Details
-
Bug
-
Status: Open
-
Major
-
Resolution: Unresolved
-
None
-
None
-
None
-
None
Description
The https://hudi.apache.org/docs/quick-start-guide.html example data has a column `partitionpath` which holds values like `americas/brazil/sao_paulo`. Using the docker environment's spark-shell, you can change the basePath from the quickstart to save to hdfs://user/hive/warehouse/hudi_trips_cow and write the table. Then you can see the folder in the HDFS browser, similar to the stock_ticks_cow folder created in the docker demo.

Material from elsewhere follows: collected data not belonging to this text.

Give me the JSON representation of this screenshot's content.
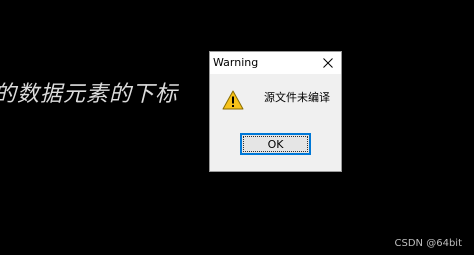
{
  "background": {
    "text": "的数据元素的下标",
    "watermark": "CSDN @64bit"
  },
  "dialog": {
    "title": "Warning",
    "message": "源文件未编译",
    "ok_label": "OK",
    "close_icon": "close-icon",
    "message_icon": "warning-icon",
    "colors": {
      "button_border": "#0078d7",
      "warning_fill": "#f7c21a"
    }
  }
}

However, if you try to use run_sync_tool.sh to sync the table to Hive, you get the error: "java.lang.IllegalArgumentException: Partition key parts [partitionpath] does not match with partition values [americas, brazil, sao_paulo]. Check partition strategy. "

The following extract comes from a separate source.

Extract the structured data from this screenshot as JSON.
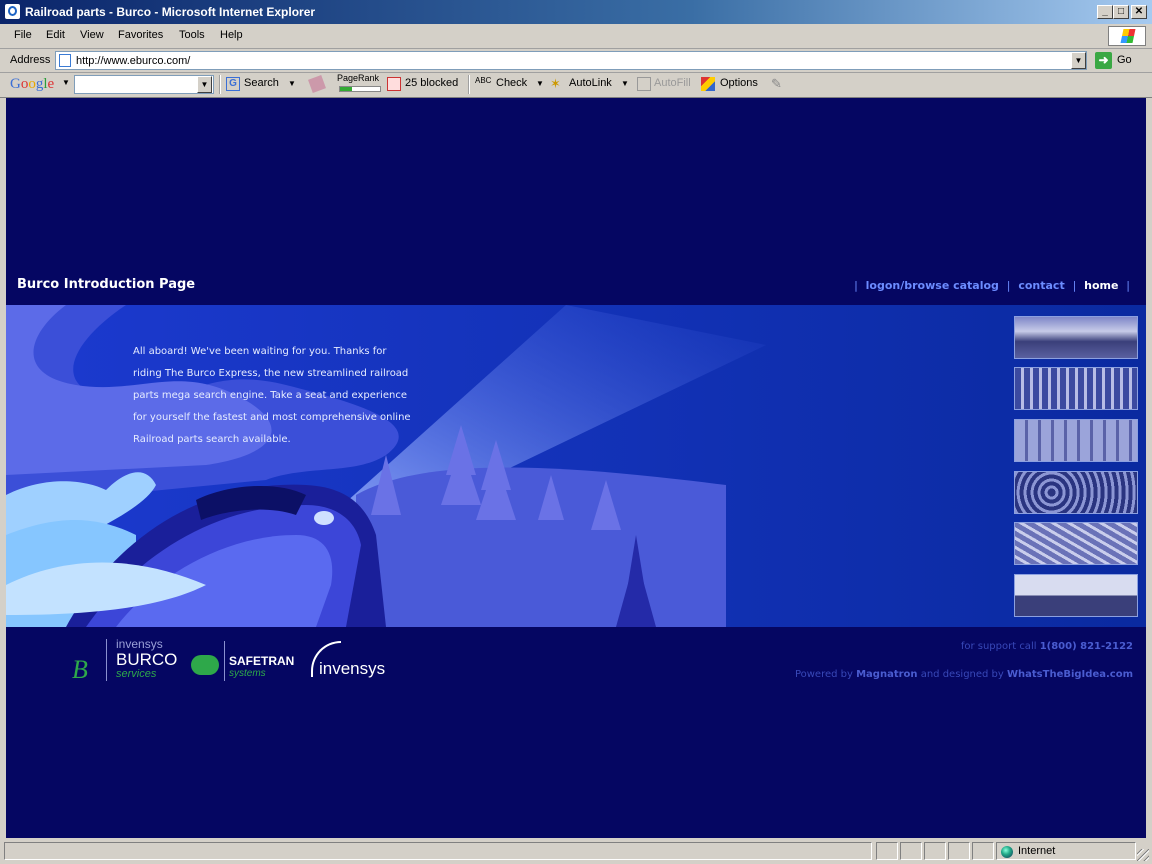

/var/hoodie/ws/hudi-hive/run_sync_tool.sh --jdbc-url jdbc:hive2://hiveserver:10000 --user hive --pass hive --partitioned-by partitionpath --partition-value-extractor org.apache.hudi.hive.MultiPartKeysValueExtractor -MultiPartKeysValueExtractor -base-path /user/hive/warehouse/hudi_trips_cow --database default --table hudi_trips_cow
This error is thrown in `HoodieHiveClient.getPartitionClause`, which uses `extractPartitionValuesInPath` to get a list of partitionValues. The problem is that it compares the length of the partitionValues to the length of the partitionField. In this example, there is only 1 partitionField, "partitionpath," which is split into 3 partitionValues. Thus the check fails and throws the exception.